The scariest part? Everyone around you might think you’re doing great. They see stability where there’s stagnation. They see contentment where there’s resignation. They see peace where there’s just exhaustion.

Breaking free starts with admitting the truth: you’re not fine. You’re not content. You’re slowly suffocating under the weight of days that mean nothing.

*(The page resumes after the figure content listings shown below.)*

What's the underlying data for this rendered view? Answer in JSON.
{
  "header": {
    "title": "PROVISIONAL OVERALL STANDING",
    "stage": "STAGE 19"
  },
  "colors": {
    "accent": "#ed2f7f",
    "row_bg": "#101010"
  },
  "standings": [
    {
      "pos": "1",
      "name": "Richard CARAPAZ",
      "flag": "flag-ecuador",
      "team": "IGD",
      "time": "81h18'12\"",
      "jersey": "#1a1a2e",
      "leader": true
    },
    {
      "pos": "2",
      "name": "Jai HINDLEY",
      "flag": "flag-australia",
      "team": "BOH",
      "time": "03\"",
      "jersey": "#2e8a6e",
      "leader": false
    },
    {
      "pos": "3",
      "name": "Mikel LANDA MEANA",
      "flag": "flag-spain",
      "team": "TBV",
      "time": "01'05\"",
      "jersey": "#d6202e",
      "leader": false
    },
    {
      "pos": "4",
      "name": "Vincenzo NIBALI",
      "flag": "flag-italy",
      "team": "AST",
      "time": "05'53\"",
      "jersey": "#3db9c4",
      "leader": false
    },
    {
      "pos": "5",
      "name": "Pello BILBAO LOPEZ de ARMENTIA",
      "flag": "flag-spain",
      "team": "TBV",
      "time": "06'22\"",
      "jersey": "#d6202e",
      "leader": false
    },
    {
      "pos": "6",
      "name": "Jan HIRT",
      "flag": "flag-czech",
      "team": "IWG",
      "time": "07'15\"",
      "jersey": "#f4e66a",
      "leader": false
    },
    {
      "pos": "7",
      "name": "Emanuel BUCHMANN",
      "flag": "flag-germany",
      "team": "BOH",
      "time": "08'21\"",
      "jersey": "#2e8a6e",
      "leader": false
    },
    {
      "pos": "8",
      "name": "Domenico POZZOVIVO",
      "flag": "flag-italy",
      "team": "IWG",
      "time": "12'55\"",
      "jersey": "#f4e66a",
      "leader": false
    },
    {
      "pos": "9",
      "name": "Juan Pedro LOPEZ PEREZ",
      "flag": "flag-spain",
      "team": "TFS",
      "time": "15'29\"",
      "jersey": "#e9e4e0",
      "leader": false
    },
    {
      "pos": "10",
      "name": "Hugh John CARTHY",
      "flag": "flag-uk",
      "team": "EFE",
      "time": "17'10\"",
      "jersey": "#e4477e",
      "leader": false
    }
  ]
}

It took me months of feeling lost after retirement before I found my way back to life. Writing became my rescue rope, but everyone’s path is different. The key is recognizing these patterns for what they are: not signs of maturity or wisdom, but symptoms of a spark that needs reigniting.

Final thoughts

If you recognize yourself in these behaviors, you’re not broken. You’re human. We all lose our way sometimes. The difference between those who stay lost and those who find their spark again isn’t strength or willpower.

It’s honesty. The courage to admit that your “contentment” is actually numbness, and that numbness isn’t enough anymore.

Your spark is still there, buried under routines and resignation. Sometimes all it takes is one person saying, “Me too. I feel it too.” So here I am, saying it: Me too. And if I found my way back, so can you.